Friday, November 17, 2006
This is Kruja (pronounced Krooya), a little town in the mountains about 45 minutes from Tirana. It's known for its shopping, attracting anyone in the market for authentic Albanian carpets and tablecloths, traditional dress, or any other national keepsake. There are also antiques galore. The main shopping street is less than 1/2 a mile long, but you could spend all day weaving in and out of the shops, searching through all the dusty treasures.
Thursday, November 09, 2006
Sunday, November 05, 2006
Amy: My friend Entela and I were out on the town yesterday and we came to this bakery that sells doughnuts – I’m talking the real thing: authentic, Sunday-morning-before-church, police-officer-hang-out, road-trip-middle-of-the-night-gas-station doughnuts. It’s 5:00 at night, haven’t had dinner yet, but of course I have to have one. It’s more than a taste of home. It’s a doughnut. We walk in and I stare at all the choices (half of which are gone since it’s the end of the day): Raspberry-jelly filled (with powdered sugar), Boston Cream-filled, vanilla frosted chocolate, coconut-frosted, etc, etc, etc. I raise my finger to point at the one I want and I hear yo, yo, yo in Albanian which means no, no, no in English. I look at my friend Entela who is sadly shaking her head. She tells me the woman is refusing to sell me a doughnut because they’re not fresh. “I don’t care,” I say, but the woman continues to tell me no. I’m willing to pay her any price, she shoots me down. “You’ll think I make bad doughnuts if I sell you these,” she tells us in Albanian. “No I won’t,” I charm, “I’m sure you make wonderful doughnuts. Besides, Americans sometimes like them old.” I turn to Entela, “Really, they’re very good old. The glaze gets all crunchy and everything. Tell her I like them old. “Yo, yo, yo,” the shopkeeper says. “Look,” I tell her “what if I buy one, and promise not to eat it.” I’m desperate and playing dirty now. She laughs. I laugh politely. I say thank you and tell her good-bye. She smiles and says good-night. I walk out, crushed.
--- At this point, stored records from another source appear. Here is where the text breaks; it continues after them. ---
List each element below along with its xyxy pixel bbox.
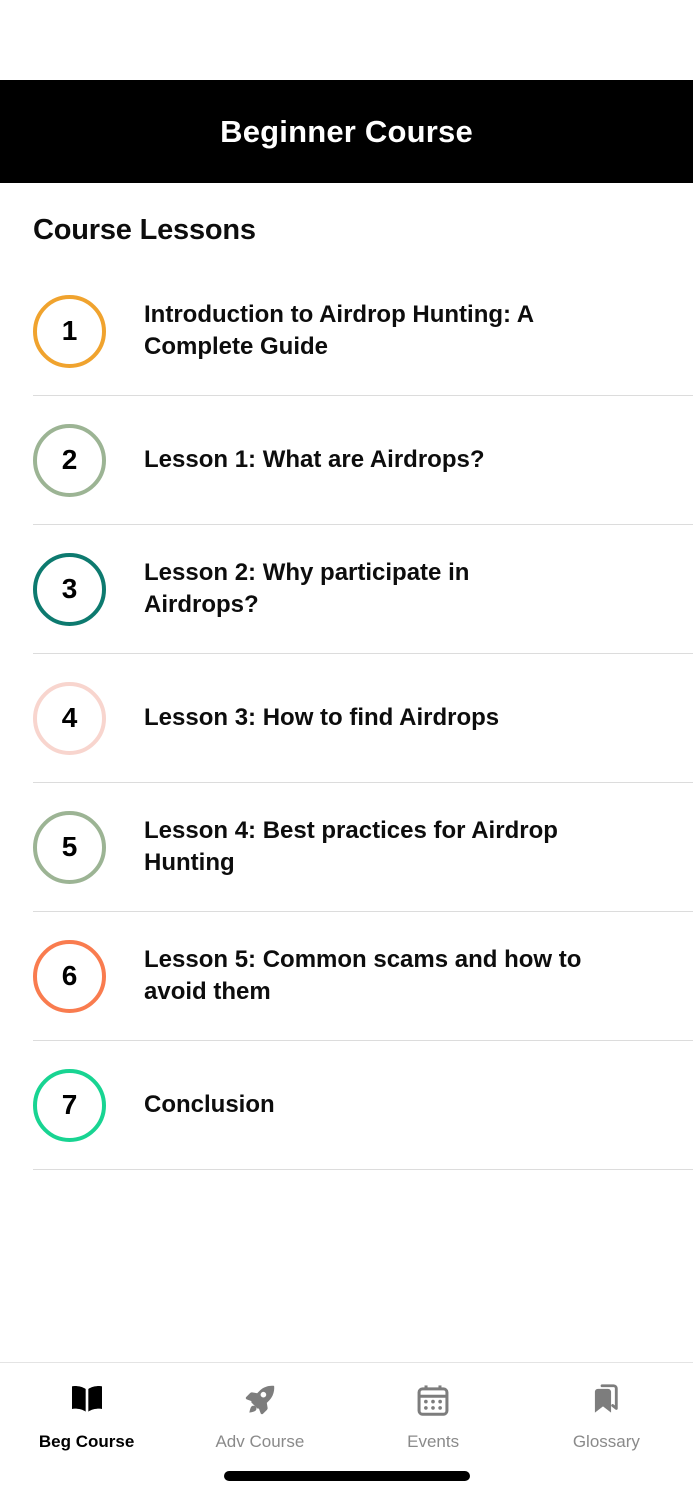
lesson-title: Lesson 2: Why participate in Airdrops?: [144, 557, 584, 621]
app-screen: Beginner Course Course Lessons 1Introduc…: [0, 0, 693, 1500]
lesson-number-badge: 6: [33, 940, 106, 1013]
lesson-title: Conclusion: [144, 1089, 275, 1121]
lesson-title: Lesson 5: Common scams and how to avoid …: [144, 944, 584, 1008]
lesson-row[interactable]: 1Introduction to Airdrop Hunting: A Comp…: [0, 267, 693, 395]
lesson-number-badge: 2: [33, 424, 106, 497]
page-title: Beginner Course: [220, 114, 473, 150]
lesson-row[interactable]: 6Lesson 5: Common scams and how to avoid…: [0, 912, 693, 1040]
lesson-title: Lesson 3: How to find Airdrops: [144, 702, 499, 734]
lesson-row[interactable]: 5Lesson 4: Best practices for Airdrop Hu…: [0, 783, 693, 911]
lesson-number: 5: [62, 833, 78, 861]
tab-label: Adv Course: [215, 1432, 304, 1452]
lesson-row[interactable]: 3Lesson 2: Why participate in Airdrops?: [0, 525, 693, 653]
status-bar: [0, 0, 693, 80]
lesson-number: 3: [62, 575, 78, 603]
tab-label: Glossary: [573, 1432, 640, 1452]
tab-beg-course[interactable]: Beg Course: [0, 1379, 173, 1452]
lesson-row[interactable]: 2Lesson 1: What are Airdrops?: [0, 396, 693, 524]
open-book-icon: [66, 1379, 108, 1421]
lesson-row[interactable]: 4Lesson 3: How to find Airdrops: [0, 654, 693, 782]
lesson-divider: [33, 1169, 693, 1170]
lesson-number: 6: [62, 962, 78, 990]
lesson-title: Introduction to Airdrop Hunting: A Compl…: [144, 299, 584, 363]
lesson-number: 4: [62, 704, 78, 732]
tab-label: Beg Course: [39, 1432, 134, 1452]
lesson-number-badge: 1: [33, 295, 106, 368]
lesson-row[interactable]: 7Conclusion: [0, 1041, 693, 1169]
tab-events[interactable]: Events: [347, 1379, 520, 1452]
rocket-icon: [239, 1379, 281, 1421]
tab-adv-course[interactable]: Adv Course: [173, 1379, 346, 1452]
lesson-number: 7: [62, 1091, 78, 1119]
bookmarks-icon: [585, 1379, 627, 1421]
calendar-icon: [412, 1379, 454, 1421]
home-indicator: [224, 1471, 470, 1481]
lesson-number-badge: 3: [33, 553, 106, 626]
lesson-title: Lesson 1: What are Airdrops?: [144, 444, 485, 476]
lesson-number-badge: 4: [33, 682, 106, 755]
lesson-number: 2: [62, 446, 78, 474]
app-header: Beginner Course: [0, 80, 693, 183]
lesson-number: 1: [62, 317, 78, 345]
lesson-number-badge: 7: [33, 1069, 106, 1142]
tab-glossary[interactable]: Glossary: [520, 1379, 693, 1452]
lesson-number-badge: 5: [33, 811, 106, 884]
lessons-scroll-area[interactable]: Course Lessons 1Introduction to Airdrop …: [0, 183, 693, 1362]
section-title: Course Lessons: [0, 183, 693, 247]
lesson-title: Lesson 4: Best practices for Airdrop Hun…: [144, 815, 584, 879]
tab-label: Events: [407, 1432, 459, 1452]
lesson-list: 1Introduction to Airdrop Hunting: A Comp…: [0, 267, 693, 1170]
After visiting Vlore we caught a bus to Berat, a 2,000-plus year old city about 2-3 hours outside of Tirana. It's been called "the city of a thousand windows", and it was absolutely stunning. Cobblestone streets, quaint little cafes, lots of history...it was hard to leave. We stayed in a nice hotel for about $7.00 per person. If you come to visit us, this is where we're taking you.
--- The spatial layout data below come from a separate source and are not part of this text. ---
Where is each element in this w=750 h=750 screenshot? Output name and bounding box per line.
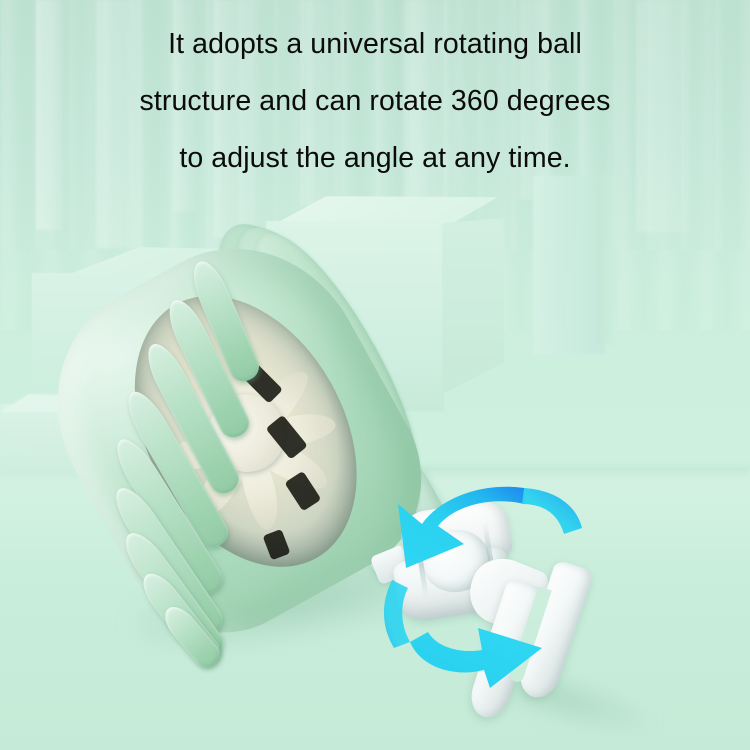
- rotation-arrows: [378, 452, 678, 702]
- product-feature-image: It adopts a universal rotating ball stru…: [0, 0, 750, 750]
- caption-line-3: to adjust the angle at any time.: [0, 130, 750, 187]
- grille-dark-gap: [263, 529, 291, 560]
- rotation-arrow-bottom: [378, 452, 678, 702]
- rotation-arrow-bottom-tail: [384, 580, 410, 648]
- rotation-arrow-bottom-path: [410, 628, 542, 688]
- caption-line-1: It adopts a universal rotating ball: [0, 16, 750, 73]
- caption-line-2: structure and can rotate 360 degrees: [0, 73, 750, 130]
- caption-block: It adopts a universal rotating ball stru…: [0, 16, 750, 187]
This is one of 8 out of 42 surviving churches in Berat, dating back to the 3rd century. It's inside the castle of Berat. There are still people living within the walls of the castle. It's incredible to see their daily urban lives set against this ancient backdrop. While we were inside the castle walls, we saw a boy returning home carrying a rented playstation game, passing by crumbling walls that are probably a good 1500 years old.